Keine eigenen Rechte?

Aus Sicht der heutigen türkischen Religionsbehörde Diyanet ist das Alevitentum Teil der islamischen Tradition. Damit ist es nach offizieller Lesart aber keine selbstständige Religionsgemeinschaft mit eigenen Rechten. Dagegen protestieren viele Aleviten empört.

Allerdings sind die knapp 300 alevitischen Organisationen in der Türkei heillos zerstritten über die Frage, wie ihr Glaube zum Islam steht. Während einige Aleviten sich durchaus als Muslime sehen, siedeln andere ihre Religion außerhalb des Islam an.

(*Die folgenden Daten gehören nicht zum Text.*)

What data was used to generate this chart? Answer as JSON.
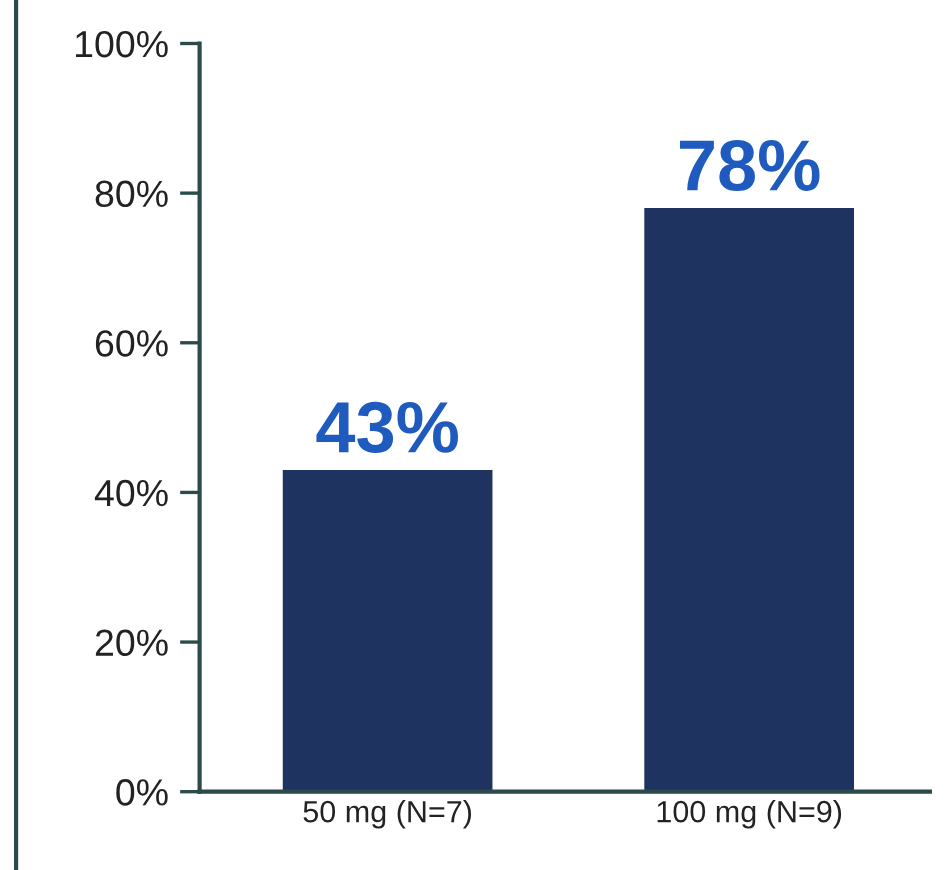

Umstritten ist auch, wie die geforderte Anerkennung genau aussehen soll. Einige Verbände fordern staatliche Förderung. Dazu zählt ein Gehalt für alevitische Geistliche, die im Gegensatz zu sunnitischen Imamen kein Geld vom Staat bekommen. Außerdem verlangen einige Organisationen eine eigene Vertretung in der Religionsbehörde. Andere wollen dagegen eine völlige Zerschlagung der Religionsbehörde, die bislang nur dem sunnitischen Islam dient.

Androhung des Gemeindeausschlusses

Seltene Einigkeit unter den größten Organisationen herrschte nur im Boykott des Abendessens. Dieses Essen habe nur den Zweck gehabt, die Forderungen der Aleviten unter den Teppich zu kehren, schimpfte Turan Eser, Vorsitzender der Alevitisch-Bektaschitischen Föderation. Den dennoch teilnehmenden Aleviten wurde sogar die religiöse Verstoßung aus der Gemeinschaft angedroht.

Angesichts dieser strikten Ablehnung hagelte es jedoch Kritik in den Medien. Taha Akyol, Kolumnist der Tageszeitung "Milliyet", wertete Erdogans Gesprächsangebot als Chance zur Lösung eines uralten Konflikts.

"Parteipolitischer oder ideologischer Fanatismus darf das nicht verhindern", betonte Akyol. Kommentator Mehmet Metiner fragte in der Zeitung "Bugün": "Kann man soviel Angst vor dem Dialog haben?"